The exhibition takes its title from Anna Barham’s project, Step Into Tangram Rule (2010) which focuses on the Tangram, a Chinese puzzle in which a square is cut into seven pieces that can be recombined to make many different figures and shapes. Although many Tangram puzzles were published during the game’s popularisation in Europe in the early 19th Century, the figures tended to be geometrical or representational and only rarely included alphabets or numbers. Step Into Tangram Rule, which in total comprises 191 prints, charts the history of these Tangram letterforms and numerals as well as Barham’s own designs. The prints are made by inking a set of the seven tangram tiles and sending them through a press – symbols made and remade from the same set of components so that the puzzle can eventually be used to create our writing system: 26 letters and 10 numerals, boiled down not to 1s and 0s as in digital code, but to physical arrangements of 7 basic geometric shapes.
On show here is one section of Step Into Tangram Rule: the ten letters designed by Henry Dudeney (“Sphinx”), a mathematician and puzzle designer, for the titles of puzzle columns in the Strand Magazine (1908- 1917). He designed two unique Rs but his solutions for E, M and T had been previously published by Söhlke (1859), Bertinazzi (1818) and Muller (1810) respectively and so are not duplicated in this set.

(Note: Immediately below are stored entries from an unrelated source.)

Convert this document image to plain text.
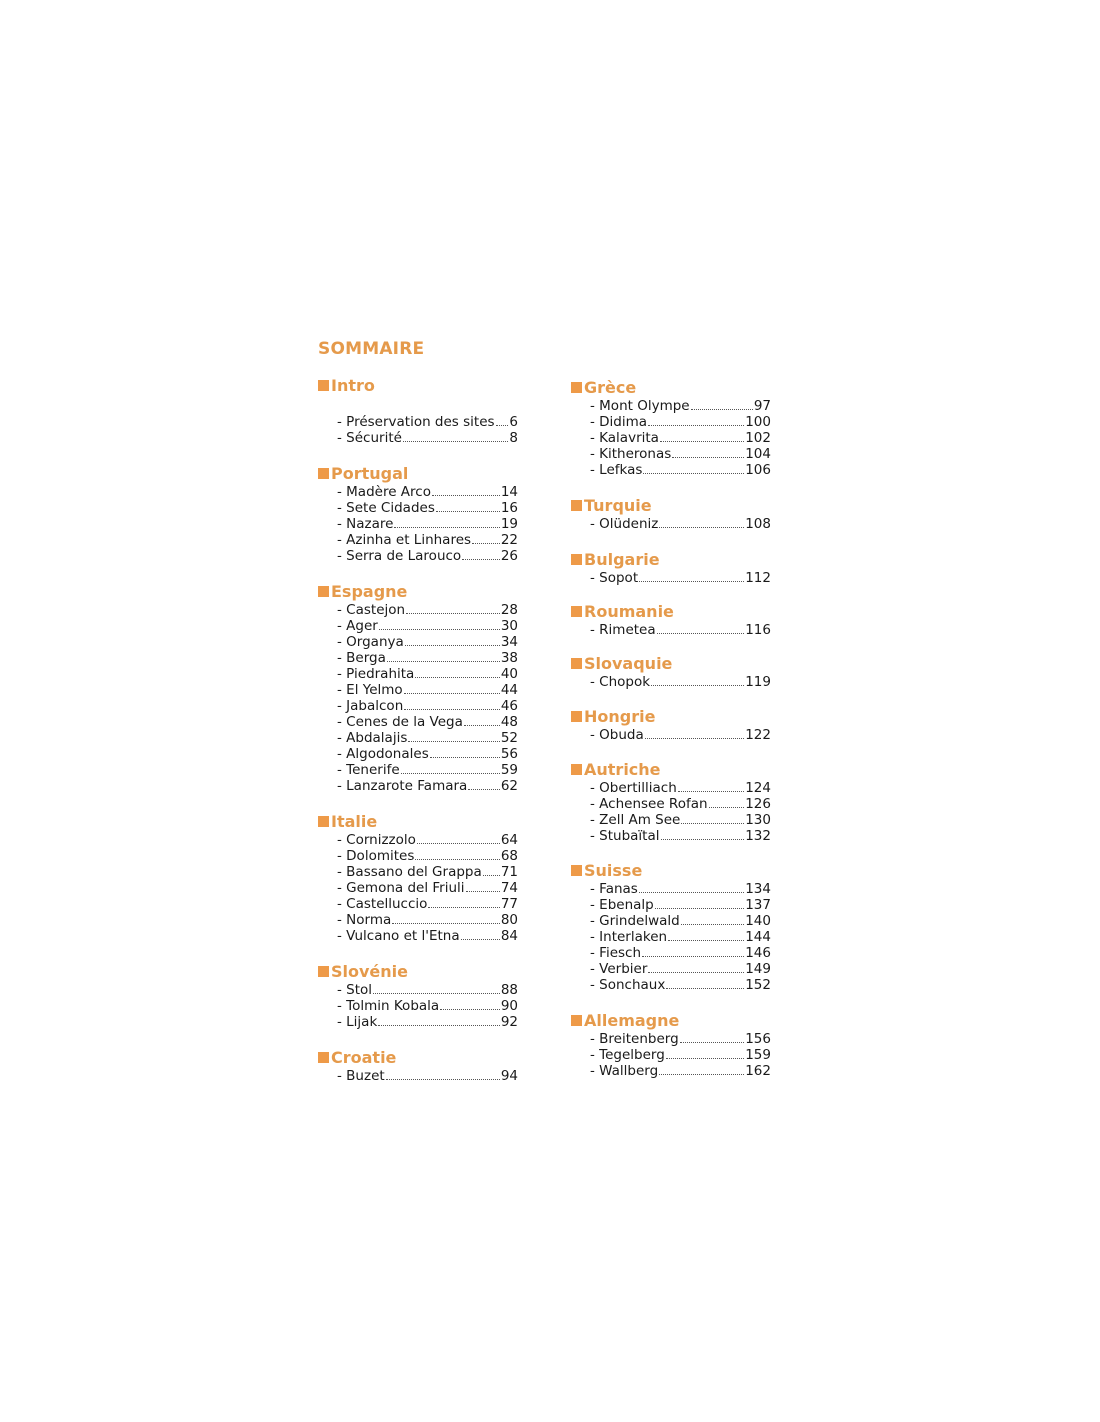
SOMMAIRE
Intro
- Préservation des sites 6
- Sécurité	8
Portugal
- Madère Arco	14
- Sete Cidades	16
- Nazare	19
- Azinha et Linhares 22
- Serra de Larouco	26
Espagne
- Castejon	28
- Ager	30
- Organya	34
- Berga	38
- Piedrahita	40
- El Yelmo	44
- Jabalcon	46
- Cenes de la Vega	48
- Abdalajis	52
- Algodonales	56
- Tenerife	59
- Lanzarote Famara 62
Italie
- Cornizzolo	64
- Dolomites	68
- Bassano del Grappa 71
- Gemona del Friuli	74
- Castelluccio	77
- Norma	80
- Vulcano et l'Etna	84
Slovénie
- Stol	88
- Tolmin Kobala	90
- Lijak	92
Croatie
- Buzet	94
Grèce
- Mont Olympe	97
- Didima	100
- Kalavrita	102
- Kitheronas	104
- Lefkas	106
Turquie
- Olüdeniz	108
Bulgarie
- Sopot	112
Roumanie
- Rimetea	116
Slovaquie
- Chopok	119
Hongrie
- Obuda	122
Autriche
- Obertilliach	124
- Achensee Rofan	126
- Zell Am See	130
- Stubaïtal	132
Suisse
- Fanas	134
- Ebenalp	137
- Grindelwald	140
- Interlaken	144
- Fiesch	146
- Verbier	149
- Sonchaux	152
Allemagne
- Breitenberg	156
- Tegelberg	159
- Wallberg	162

John Finneran’s new painting The Middle of the Night is empty of the faces, continuous bodies and classical three figure compositions that were, until recently, his recurrent motifs. Body fragments are still present, but abstracted by degrees and simplified as arcs, triangles, crescents and circles. This distillation of forms creates a live surface where shapes oscillate between figure and ground, recalling the sensation in a child’s hand locating a block in a shape sorter – a moment of fit, of eye and hand, of self and world coming together. The removal of historical references or any kind of ornamentation from the paintings, brings them even closer to feelings than ideas and into the present moment of encounter with the viewer.

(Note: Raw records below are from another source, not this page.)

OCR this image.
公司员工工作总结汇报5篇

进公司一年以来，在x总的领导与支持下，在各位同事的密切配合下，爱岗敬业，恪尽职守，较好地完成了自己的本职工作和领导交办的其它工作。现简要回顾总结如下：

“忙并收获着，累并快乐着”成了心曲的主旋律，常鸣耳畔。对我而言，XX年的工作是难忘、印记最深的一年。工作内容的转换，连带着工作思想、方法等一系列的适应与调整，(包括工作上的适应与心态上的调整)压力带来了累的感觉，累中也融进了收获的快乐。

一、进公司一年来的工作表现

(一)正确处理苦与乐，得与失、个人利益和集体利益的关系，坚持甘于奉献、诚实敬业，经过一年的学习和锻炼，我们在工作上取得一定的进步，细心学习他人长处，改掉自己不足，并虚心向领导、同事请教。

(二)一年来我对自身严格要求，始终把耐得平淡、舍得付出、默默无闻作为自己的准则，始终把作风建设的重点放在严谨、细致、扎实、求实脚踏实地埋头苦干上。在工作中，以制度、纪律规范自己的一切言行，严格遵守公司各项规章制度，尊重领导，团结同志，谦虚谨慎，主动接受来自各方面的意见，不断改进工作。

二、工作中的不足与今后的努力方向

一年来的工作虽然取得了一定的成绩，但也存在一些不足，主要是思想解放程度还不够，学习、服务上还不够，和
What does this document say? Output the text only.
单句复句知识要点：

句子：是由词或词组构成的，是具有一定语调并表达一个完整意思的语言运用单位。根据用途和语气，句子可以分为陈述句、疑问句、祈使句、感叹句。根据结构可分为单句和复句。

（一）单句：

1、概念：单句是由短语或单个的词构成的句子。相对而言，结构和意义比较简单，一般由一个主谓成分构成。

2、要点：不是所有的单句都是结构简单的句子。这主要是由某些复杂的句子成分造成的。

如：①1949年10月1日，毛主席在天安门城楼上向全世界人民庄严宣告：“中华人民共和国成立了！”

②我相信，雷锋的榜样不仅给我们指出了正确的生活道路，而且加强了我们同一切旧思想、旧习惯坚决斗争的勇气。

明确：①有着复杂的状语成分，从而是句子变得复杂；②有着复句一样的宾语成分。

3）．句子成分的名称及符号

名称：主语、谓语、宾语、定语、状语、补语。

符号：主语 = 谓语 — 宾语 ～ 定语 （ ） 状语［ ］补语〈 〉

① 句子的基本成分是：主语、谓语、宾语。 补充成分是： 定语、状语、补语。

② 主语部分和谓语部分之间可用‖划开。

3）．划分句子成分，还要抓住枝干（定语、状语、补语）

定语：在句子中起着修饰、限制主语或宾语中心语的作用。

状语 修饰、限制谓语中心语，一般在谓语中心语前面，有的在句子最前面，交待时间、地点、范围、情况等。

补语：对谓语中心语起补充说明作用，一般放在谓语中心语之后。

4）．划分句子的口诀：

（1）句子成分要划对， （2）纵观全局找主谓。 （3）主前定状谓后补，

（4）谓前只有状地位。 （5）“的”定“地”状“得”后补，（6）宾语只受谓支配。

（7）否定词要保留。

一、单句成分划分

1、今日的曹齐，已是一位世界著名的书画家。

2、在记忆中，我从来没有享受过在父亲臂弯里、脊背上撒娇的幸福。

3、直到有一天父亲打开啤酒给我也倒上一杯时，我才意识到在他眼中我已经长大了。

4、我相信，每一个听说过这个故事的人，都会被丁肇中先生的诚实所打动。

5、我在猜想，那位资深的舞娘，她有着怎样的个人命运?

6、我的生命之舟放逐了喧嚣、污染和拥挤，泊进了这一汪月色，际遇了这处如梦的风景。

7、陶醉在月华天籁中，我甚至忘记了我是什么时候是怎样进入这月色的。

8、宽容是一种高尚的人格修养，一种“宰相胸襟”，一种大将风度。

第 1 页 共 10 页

John Wallbank has long been interested in the relationship between drawing and sculpture and seeks to parallel the direct relation of mind to hand offered by drawing through other materials. Recent work has also explored parallels between building and painting by using material as an analogue for colour or considering how colour might be given physical functions to perform. Such functions might include: differentiation – aiding legibility by identifying parts within a whole, unification – erasing unnecessary differentiations, enhancement – of the materials used or, conversely, their generalisation and abstraction.

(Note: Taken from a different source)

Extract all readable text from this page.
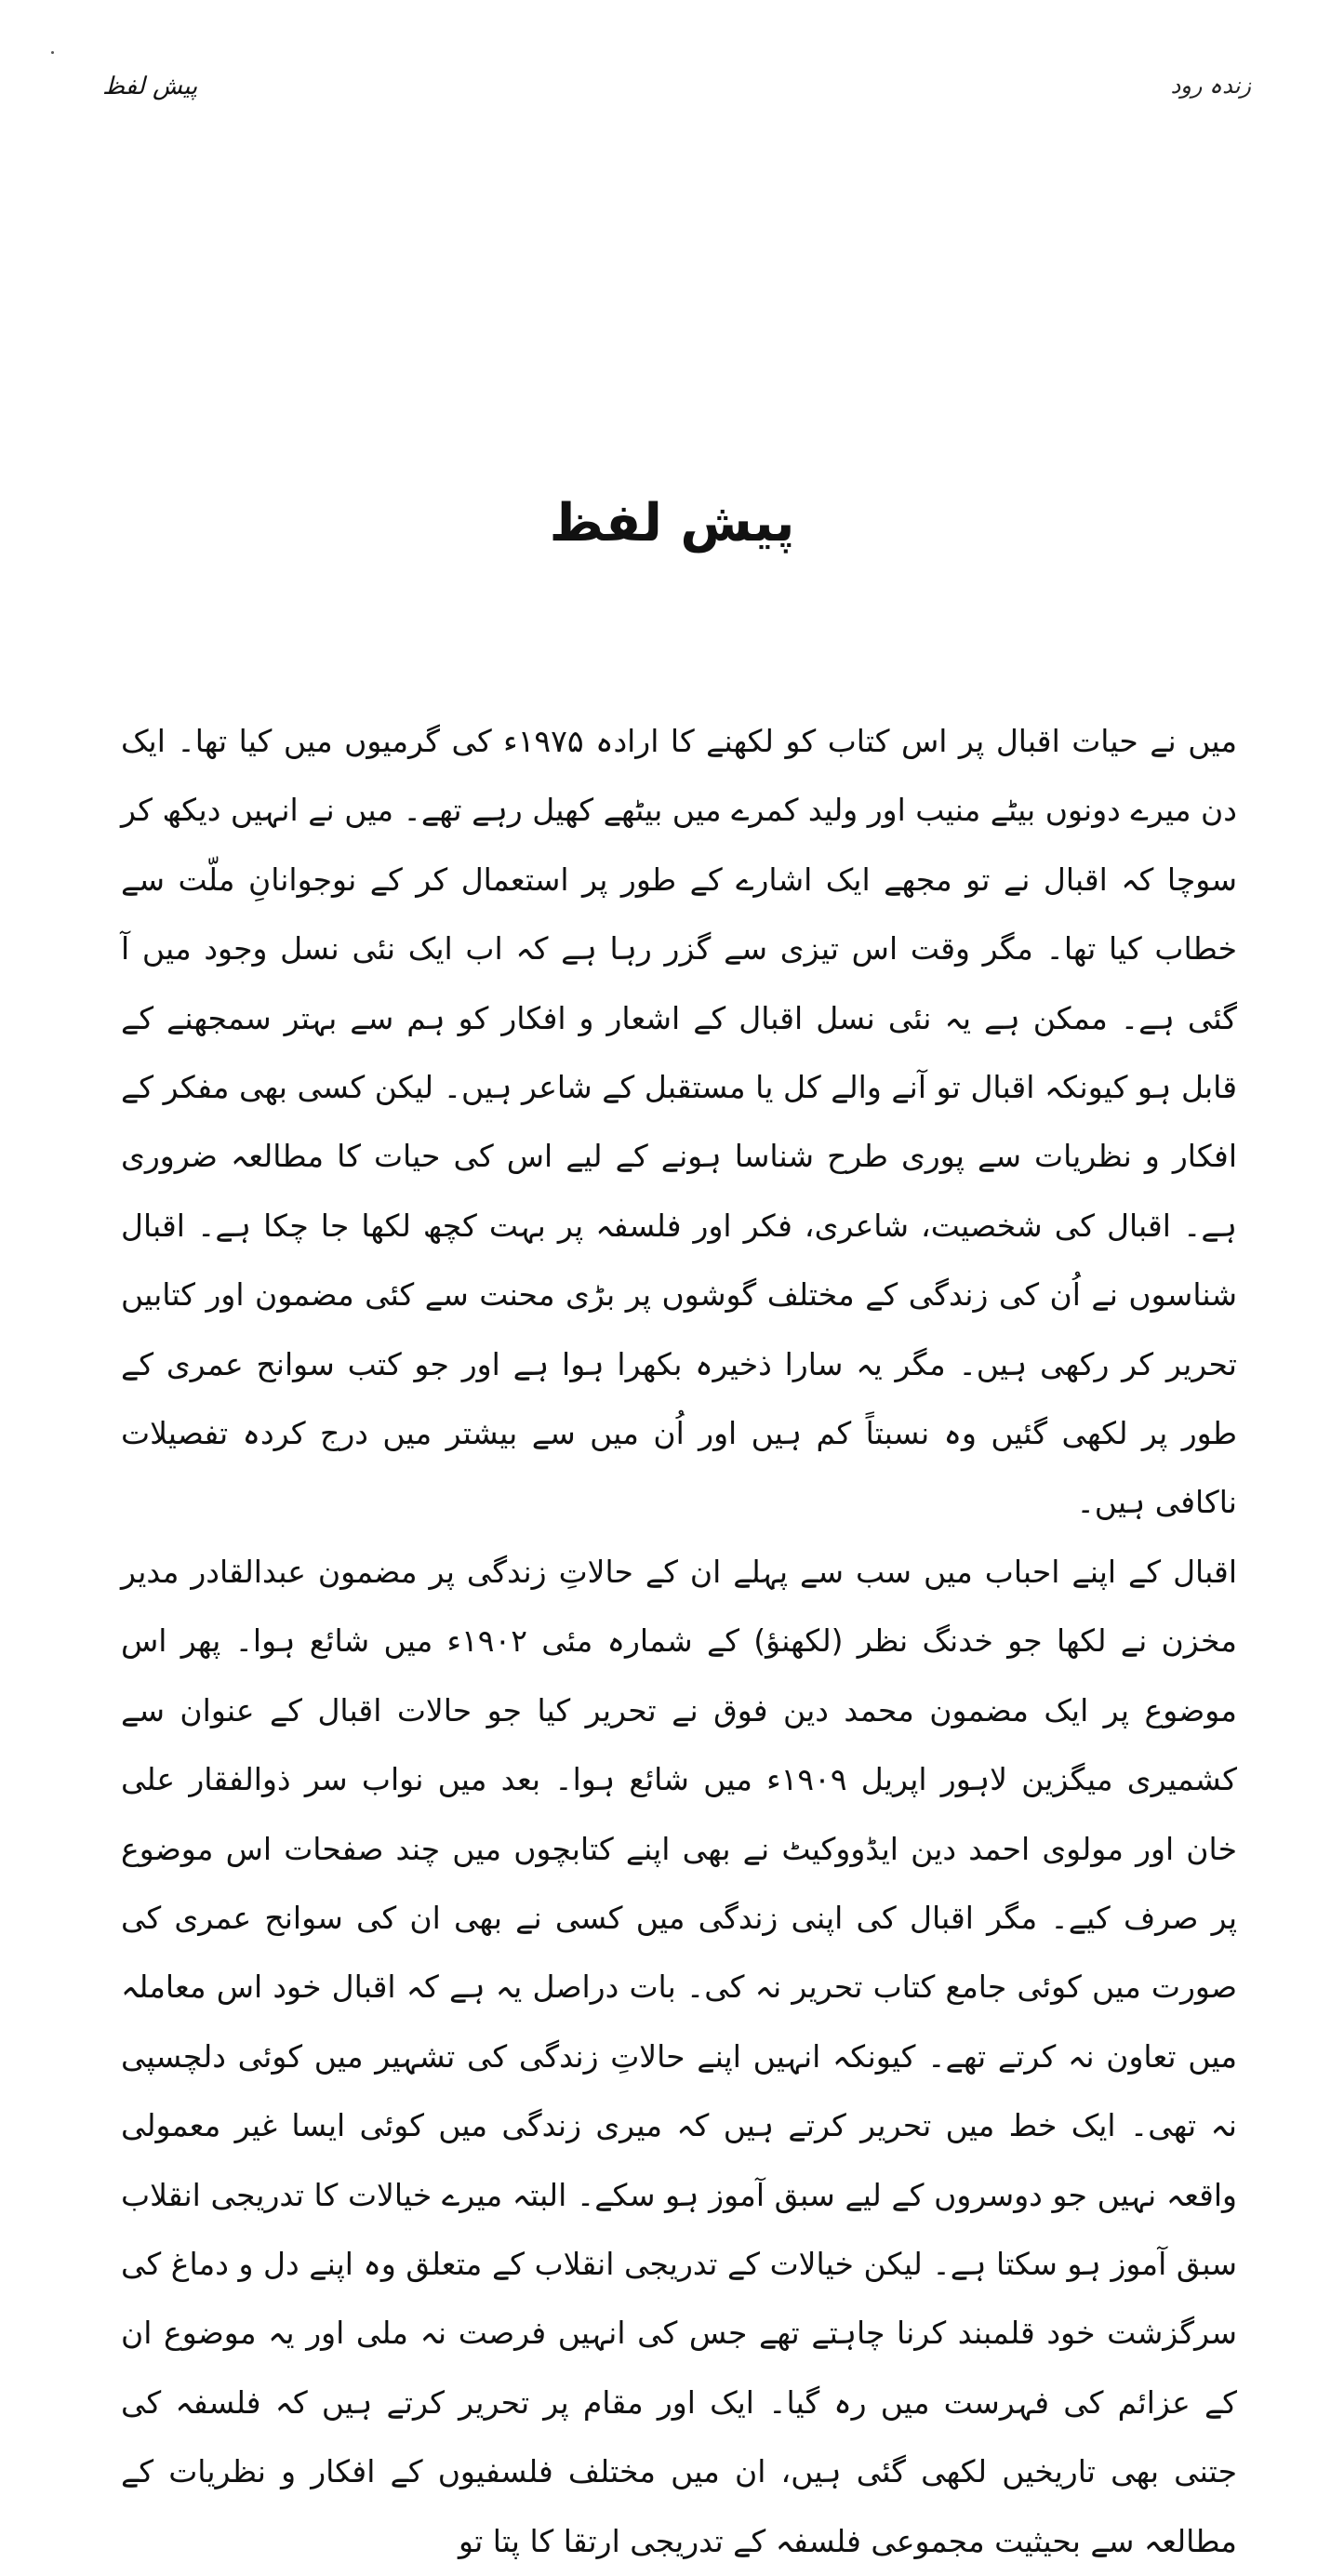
پیش لفظ	زندہ رود
پیش لفظ

میں نے حیات اقبال پر اس کتاب کو لکھنے کا ارادہ ۱۹۷۵ء کی گرمیوں میں کیا تھا۔ ایک دن میرے دونوں بیٹے منیب اور ولید کمرے میں بیٹھے کھیل رہے تھے۔ میں نے انہیں دیکھ کر سوچا کہ اقبال نے تو مجھے ایک اشارے کے طور پر استعمال کر کے نوجوانانِ ملّت سے خطاب کیا تھا۔ مگر وقت اس تیزی سے گزر رہا ہے کہ اب ایک نئی نسل وجود میں آ گئی ہے۔ ممکن ہے یہ نئی نسل اقبال کے اشعار و افکار کو ہم سے بہتر سمجھنے کے قابل ہو کیونکہ اقبال تو آنے والے کل یا مستقبل کے شاعر ہیں۔ لیکن کسی بھی مفکر کے افکار و نظریات سے پوری طرح شناسا ہونے کے لیے اس کی حیات کا مطالعہ ضروری ہے۔ اقبال کی شخصیت، شاعری، فکر اور فلسفہ پر بہت کچھ لکھا جا چکا ہے۔ اقبال شناسوں نے اُن کی زندگی کے مختلف گوشوں پر بڑی محنت سے کئی مضمون اور کتابیں تحریر کر رکھی ہیں۔ مگر یہ سارا ذخیرہ بکھرا ہوا ہے اور جو کتب سوانح عمری کے طور پر لکھی گئیں وہ نسبتاً کم ہیں اور اُن میں سے بیشتر میں درج کردہ تفصیلات ناکافی ہیں۔

اقبال کے اپنے احباب میں سب سے پہلے ان کے حالاتِ زندگی پر مضمون عبدالقادر مدیر مخزن نے لکھا جو خدنگ نظر (لکھنؤ) کے شمارہ مئی ۱۹۰۲ء میں شائع ہوا۔ پھر اس موضوع پر ایک مضمون محمد دین فوق نے تحریر کیا جو حالات اقبال کے عنوان سے کشمیری میگزین لاہور اپریل ۱۹۰۹ء میں شائع ہوا۔ بعد میں نواب سر ذوالفقار علی خان اور مولوی احمد دین ایڈووکیٹ نے بھی اپنے کتابچوں میں چند صفحات اس موضوع پر صرف کیے۔ مگر اقبال کی اپنی زندگی میں کسی نے بھی ان کی سوانح عمری کی صورت میں کوئی جامع کتاب تحریر نہ کی۔ بات دراصل یہ ہے کہ اقبال خود اس معاملہ میں تعاون نہ کرتے تھے۔ کیونکہ انہیں اپنے حالاتِ زندگی کی تشہیر میں کوئی دلچسپی نہ تھی۔ ایک خط میں تحریر کرتے ہیں کہ میری زندگی میں کوئی ایسا غیر معمولی واقعہ نہیں جو دوسروں کے لیے سبق آموز ہو سکے۔ البتہ میرے خیالات کا تدریجی انقلاب سبق آموز ہو سکتا ہے۔ لیکن خیالات کے تدریجی انقلاب کے متعلق وہ اپنے دل و دماغ کی سرگزشت خود قلمبند کرنا چاہتے تھے جس کی انہیں فرصت نہ ملی اور یہ موضوع ان کے عزائم کی فہرست میں رہ گیا۔ ایک اور مقام پر تحریر کرتے ہیں کہ فلسفہ کی جتنی بھی تاریخیں لکھی گئی ہیں، ان میں مختلف فلسفیوں کے افکار و نظریات کے مطالعہ سے بحیثیت مجموعی فلسفہ کے تدریجی ارتقا کا پتا تو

Wallbank’s new work Untitled responds to the play established by the shape shifting works of Barham and Finneran: five individually modified units join to become an ad hoc building system in which faces, feet and angled limbs combine to form a body of colour-coded parts. These building parts are used as physical blocks of colour which stack and overlap to give coincidental details, one face eclipsing another while suspended surfaces either frame or obscure what lies behind. The touching faces are both drawn on and drawn together by their connecting wire lines.